Düz bir alana kurulu olan Lizbon'daki nadir yokuşlardan birinde, caddenin karşısına geçecektim ki, koca bir tır'ın acı bir frenle yanımda durduğunu gördüm. Daha ben yaya geçidine adımımı atmadan, on tonluk koca tır, benim "adım atma ihtimalimi düşünerek" bir metre önümde durdu. Utana sıkıla, biraz da özür diler bir ifade ile karşıya geçtim. Bir tek benim için! Ne ışık var, ne de polis! Kaldırıma adımımı atana kadar hareket etmedi koca tır. Resmi geçit töreninde, sırasını bekleyen asker gibi. Ne bir sokranma, ne bir tavır...Beni en çok etkileyen karelerden birisidir; Sükunet içerisinde bekleyen şoförün, sakin yüz ifadesi...

Yedinci fotoğraf: İnsanın adım attığı her yer park - bahçe
Ertesi gün geçtiğimiz şehir Tomar. Çorum büyüklüğünde. Sakin. Şehrin bir ucundan baktığınızda diğer ucunu görebiliyorsunuz. En yüksek bina üç katlı. Şehrin ortasından bir nehir geçiyor. Dingin, temiz bir havası var. Doğal gaz yok. Odun, kömür yakıyorlar. Nehir kenarları, botanik bahçesi gibi. Kazlar, ördekler, kuşlar nehir boyu tepişiyorlar. Aynı zamanda hayvanat bahçesi gibi de... Özel olarak yapılmış bir "park" çatısı yok. Her yer park tadında... Sokağa adım atar atmaz parktasın!

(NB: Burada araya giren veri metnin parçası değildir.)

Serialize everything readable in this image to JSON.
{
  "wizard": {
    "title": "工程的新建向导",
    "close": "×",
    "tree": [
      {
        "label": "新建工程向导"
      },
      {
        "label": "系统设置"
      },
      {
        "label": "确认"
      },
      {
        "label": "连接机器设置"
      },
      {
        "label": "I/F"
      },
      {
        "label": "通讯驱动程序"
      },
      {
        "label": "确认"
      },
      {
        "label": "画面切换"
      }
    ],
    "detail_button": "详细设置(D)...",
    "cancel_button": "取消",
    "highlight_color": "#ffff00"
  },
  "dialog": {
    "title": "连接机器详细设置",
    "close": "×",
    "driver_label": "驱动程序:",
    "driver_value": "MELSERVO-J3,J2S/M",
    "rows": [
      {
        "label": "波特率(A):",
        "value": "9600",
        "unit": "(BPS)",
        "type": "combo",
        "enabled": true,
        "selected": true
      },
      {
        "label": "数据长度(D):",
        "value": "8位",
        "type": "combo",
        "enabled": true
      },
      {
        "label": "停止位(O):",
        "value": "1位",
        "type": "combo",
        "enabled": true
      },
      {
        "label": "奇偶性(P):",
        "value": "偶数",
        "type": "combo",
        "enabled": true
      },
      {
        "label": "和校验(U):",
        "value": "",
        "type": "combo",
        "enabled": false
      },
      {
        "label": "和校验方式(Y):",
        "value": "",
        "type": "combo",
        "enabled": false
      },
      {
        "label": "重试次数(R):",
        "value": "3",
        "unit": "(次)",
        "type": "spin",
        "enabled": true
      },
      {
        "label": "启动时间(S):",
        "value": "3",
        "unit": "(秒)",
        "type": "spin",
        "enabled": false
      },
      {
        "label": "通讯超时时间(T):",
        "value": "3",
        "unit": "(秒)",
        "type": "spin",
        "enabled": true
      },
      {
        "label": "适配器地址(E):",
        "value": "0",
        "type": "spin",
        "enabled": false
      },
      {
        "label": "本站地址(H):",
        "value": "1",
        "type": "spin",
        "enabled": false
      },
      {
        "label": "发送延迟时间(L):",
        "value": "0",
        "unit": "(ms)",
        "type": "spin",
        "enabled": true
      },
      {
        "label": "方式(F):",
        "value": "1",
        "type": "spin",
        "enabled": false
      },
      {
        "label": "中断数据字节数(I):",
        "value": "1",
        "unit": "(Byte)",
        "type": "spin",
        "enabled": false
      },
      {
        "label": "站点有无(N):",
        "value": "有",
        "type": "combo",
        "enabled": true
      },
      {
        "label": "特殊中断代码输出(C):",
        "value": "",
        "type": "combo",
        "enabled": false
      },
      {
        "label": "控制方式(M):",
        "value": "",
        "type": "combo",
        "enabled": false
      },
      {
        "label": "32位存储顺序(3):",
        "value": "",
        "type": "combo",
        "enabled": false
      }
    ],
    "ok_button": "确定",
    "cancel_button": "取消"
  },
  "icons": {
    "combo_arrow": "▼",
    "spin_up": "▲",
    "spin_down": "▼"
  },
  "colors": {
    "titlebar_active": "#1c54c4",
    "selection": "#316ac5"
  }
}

 Sekizinci fotoğraf: "Allah temizdir, temiz olanı sever!" Demek ki bu öğreti bir tek bize mahsus değilmiş.
Tomar'da proje çalışmasını yürüttüğümüz okul da eski bir okul. Okulun ismi seksen yıldır aynı. İlkokul olarak açılmış sonradan yanına ilave olarak ortaokul kısmı eklenmiş. Okul, geniş bir alanda tasarlanmış iki katlı binalardan oluşmakta. Bahçe zemini çim ve toprak. Asfalt yada beton kullanmamışlar. Beden eğitimi için zemin farklı bir yapıyla döşenmiş sadece. Ayakları topraktan uzakta olmamak... "Ne güzel" dedim içimden. Bir ara, tuvalet aramaya koyulduk. Ara tara yok! Meğer en son geldiğimiz yer tuvaletmiş! Fark edemedik. Salon takımını, televizyonu kur otur! Ben kıyamadım. Otele kadar tuttum...
Dokuzuncu fotoğraf: Zenginlik

 İnteraktif bir ortamda, lego parçalarından oluşmuş basit bir robot yapmak üzere bir araya geldik. Bizdeki EBA sistemine benzer bir uygulama. Öğretmen, büyük bir sandığın kilidini açtı. O an birden, Portekizli korsanlar geldi aklıma. Gülümsedim istemsizce. İçimden "Ganimetleri okulamı taşıdılar acaba" dedim. Bu düşüncelerim, önümüze özenle dağıtılan tabletleri görünce dağıldı.  İşimiz bittikten sonra yine aynı özenle bir bir toplandı ve sandığa kilitlendi. Portekizliler zenginliği ganimet sandığında aramayı bırakmışlar. Ve görünen o ki bulmuşlar da...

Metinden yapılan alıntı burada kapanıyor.